California to review sex-abuse responses of all 12 dioceses

FILE - In this Jan. 24, 2018, file photo California Attorney General Xavier Becerra talks during a news conference in Sacramento, Calif. The California attorney general’s office will review how all 12 Roman Catholic dioceses in the state handled allegations of child sexual abuse that have resulted in payouts of hundreds of millions of dollars to victims. Attorney General Becerra sent out letters to the dioceses on Thursday, May 2, 2019, Sacramento diocese spokesman Kevin Eckery told the Sacramento Bee. (AP Photo/Rich Pedroncelli, File)

The California attorney general's office will review how all 12 Roman Catholic dioceses in the state handled allegations of child sexual abuse that have resulted in payouts of hundreds of millions of dollars to victims.

Attorney General Xavier Becerra sent out letters to the dioceses on Thursday, Sacramento diocese spokesman Kevin Eckery told the Sacramento Bee .

The letters ask diocese to voluntarily preserve documents relating to abuse allegations involving clergy, staffers and volunteers that were received from 1996 to the present. The attorney general's office will look into whether the archdiocese properly reported the allegations under California law.

The request could be the first step toward a full investigation of California dioceses, which serve an estimated 10 million worshippers.

"We intend to comply with both the spirit and the letter of what they're asking for," Eckery said.

The Archdiocese of Los Angeles announced it will cooperate.

Both dioceses said they have taken steps to ensure that suspected sex abuse is reported to law enforcement by priests, teachers and other employees.

"Even those who are not mandated reporters are reminded of the moral obligation to be aware for the signs of child abuse and to report it when there is a reasonable suspicion an abuse has occurred," Sacramento Bishop Jaime Soto said in a statement Friday

"The Archdiocese of Los Angeles is committed to transparency and has established reporting and prevention policies and programs to protect minors and support victim-survivors in our parishes, schools and ministries," the archdiocese said in a statement.

Last November, Becerra asked victims of clerical sex abuse to submit complaints to his office.

Many dioceses around the country have been hit with lawsuits and accusations that sex abuse by clergy and others was ignored or swept under the rug.

The Los Angeles archdiocese, which covers Santa Barbara, Ventura and Los Angeles counties, has paid a record $740 million in settlements to victims. In April, the archdiocese announced an $8 million settlement for a former Catholic school student who was molested by a coach.

Several dioceses in California have released updated counts of priests who had been accused of sexual abuse over decades.

Last year, a grand jury report in Pennsylvania detailed decades of abuse and cover-up in six dioceses, alleging more than 1,000 children had been abused over the years by about 300 priests. Since then, federal prosecutors and attorneys general in several other states have launched investigations.

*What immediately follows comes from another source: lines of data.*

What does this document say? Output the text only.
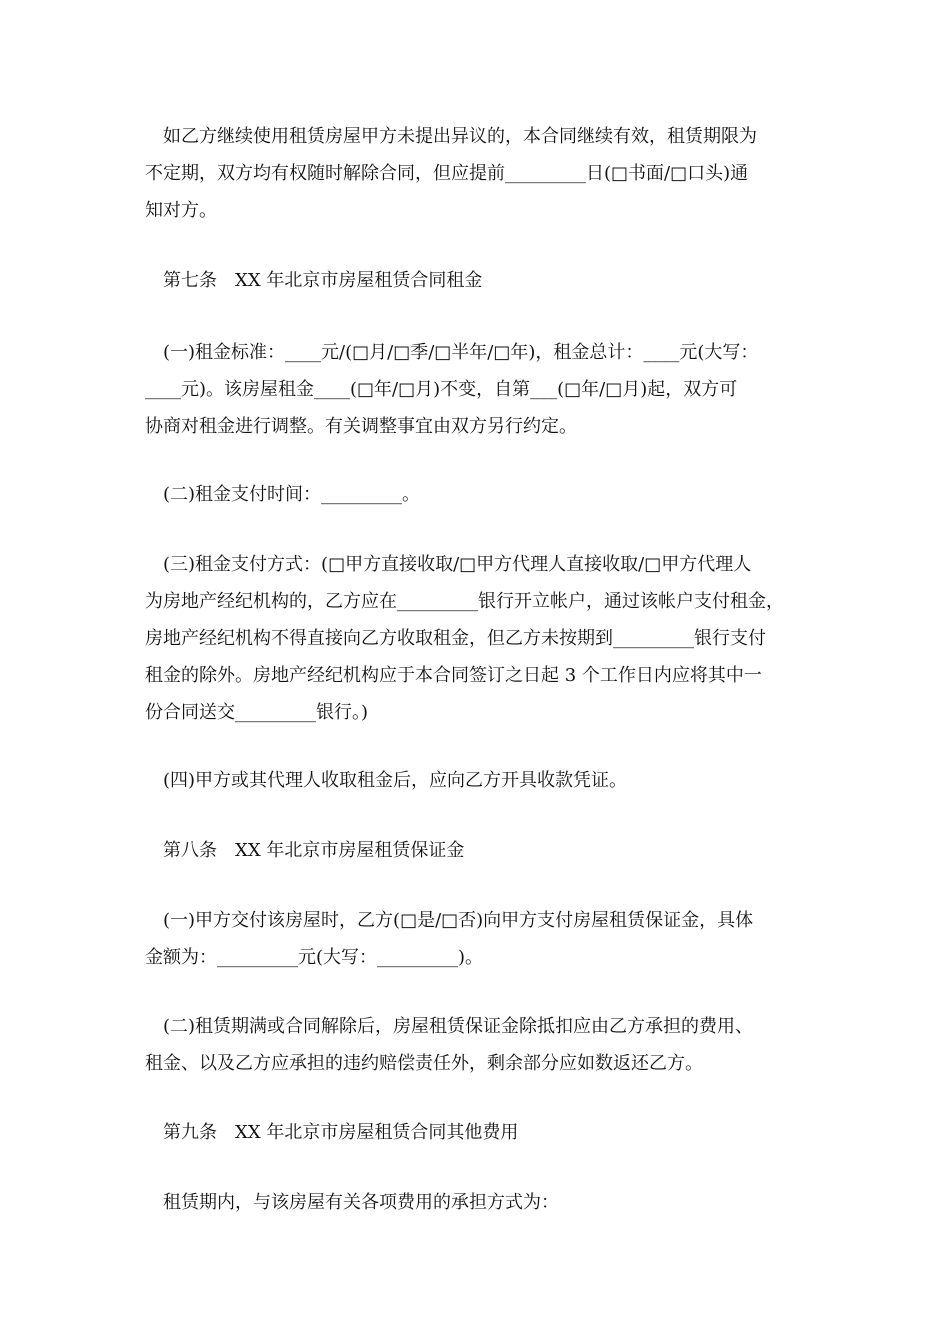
如乙方继续使用租赁房屋甲方未提出异议的，本合同继续有效，租赁期限为
不定期，双方均有权随时解除合同，但应提前_________日(□书面/□口头)通
知对方。

第七条　XX 年北京市房屋租赁合同租金

(一)租金标准：____元/(□月/□季/□半年/□年)，租金总计：____元(大写：
____元)。该房屋租金____(□年/□月)不变，自第___(□年/□月)起，双方可
协商对租金进行调整。有关调整事宜由双方另行约定。

(二)租金支付时间：_________。

(三)租金支付方式：(□甲方直接收取/□甲方代理人直接收取/□甲方代理人
为房地产经纪机构的，乙方应在_________银行开立帐户，通过该帐户支付租金，
房地产经纪机构不得直接向乙方收取租金，但乙方未按期到_________银行支付
租金的除外。房地产经纪机构应于本合同签订之日起 3 个工作日内应将其中一
份合同送交_________银行。)

(四)甲方或其代理人收取租金后，应向乙方开具收款凭证。

第八条　XX 年北京市房屋租赁保证金

(一)甲方交付该房屋时，乙方(□是/□否)向甲方支付房屋租赁保证金，具体
金额为：_________元(大写：_________)。

(二)租赁期满或合同解除后，房屋租赁保证金除抵扣应由乙方承担的费用、
租金、以及乙方应承担的违约赔偿责任外，剩余部分应如数返还乙方。

第九条　XX 年北京市房屋租赁合同其他费用

租赁期内，与该房屋有关各项费用的承担方式为：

A report by the Illinois attorney general in December said that 690 clergy members had been accused of sexual abuse, while church officials had only publicly identified 185.

"We think it's a long time coming," Joey Piscitelli, a board member of the Survivors Network of those Abused by Priests, or SNAP, told the Bee. "We think it's a bad idea for entities that have a history of covering up child abuse to report on themselves, and that's what they've been doing. They have not been transparent in the past, and they have a history of covering things up."

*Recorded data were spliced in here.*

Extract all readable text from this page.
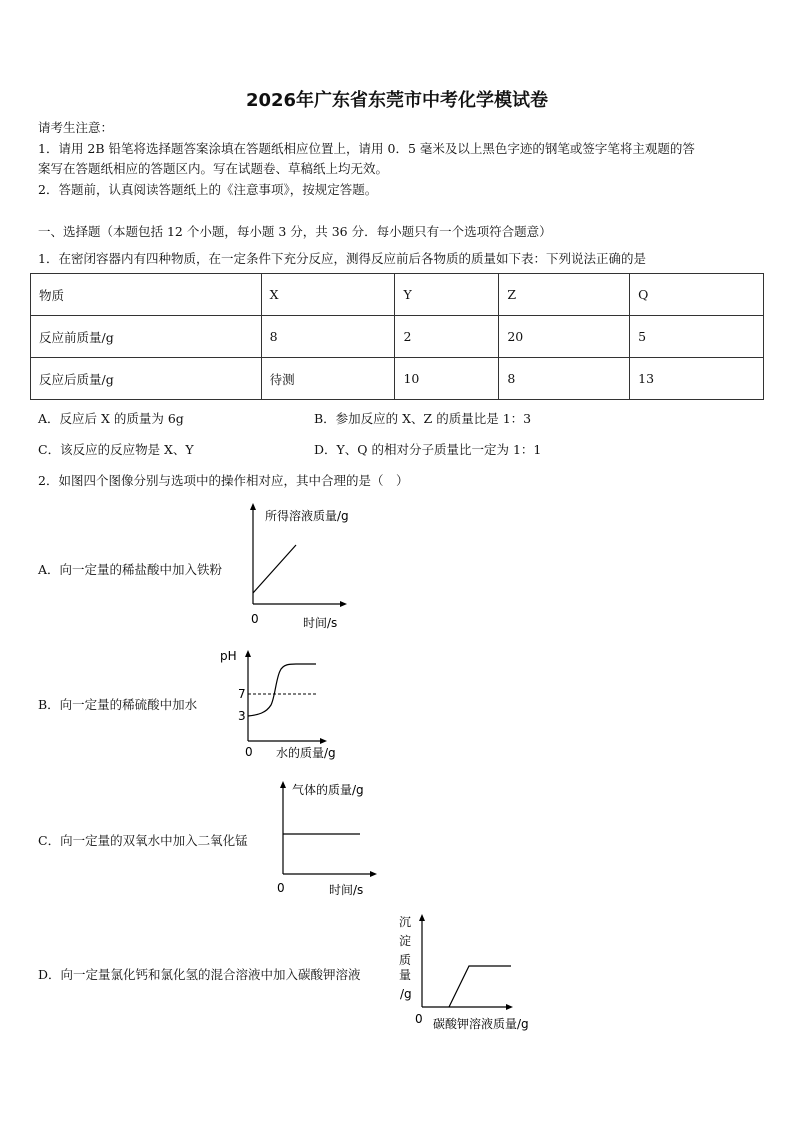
2026年广东省东莞市中考化学模试卷
请考生注意：
1．请用 2B 铅笔将选择题答案涂填在答题纸相应位置上，请用 0．5 毫米及以上黑色字迹的钢笔或签字笔将主观题的答
案写在答题纸相应的答题区内。写在试题卷、草稿纸上均无效。
2．答题前，认真阅读答题纸上的《注意事项》，按规定答题。
一、选择题（本题包括 12 个小题，每小题 3 分，共 36 分．每小题只有一个选项符合题意）
1．在密闭容器内有四种物质，在一定条件下充分反应，测得反应前后各物质的质量如下表：下列说法正确的是
物质	X	Y	Z	Q
反应前质量/g	8	2	20	5
反应后质量/g	待测	10	8	13
A．反应后 X 的质量为 6g	B．参加反应的 X、Z 的质量比是 1：3
C．该反应的反应物是 X、Y	D．Y、Q 的相对分子质量比一定为 1：1
2．如图四个图像分别与选项中的操作相对应，其中合理的是（　）
A．向一定量的稀盐酸中加入铁粉
所得溶液质量/g
0	时间/s
B．向一定量的稀硫酸中加水
pH
7
3
0 水的质量/g
C．向一定量的双氧水中加入二氧化锰
气体的质量/g
0	时间/s
D．向一定量氯化钙和氯化氢的混合溶液中加入碳酸钾溶液
沉
淀
质
量
/g
0 碳酸钾溶液质量/g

The California attorney general's office review was praised by Joseph George, a Sacramento attorney. George told the Los Angeles Times that he has worked with abuse survivors to file with the attorney general's office more than 100 reports of abuse involving clergy in Los Angeles, Oakland, Santa Rosa, Fresno, San Diego and Monterrey.

"The hope is that the hierarchy will be held accountable and the conduct will be conveyed to the public," he said. "They keep talking about apologies and evil and mistakes and sins. But what we're really talking about are crimes that were made by more than just bad apples."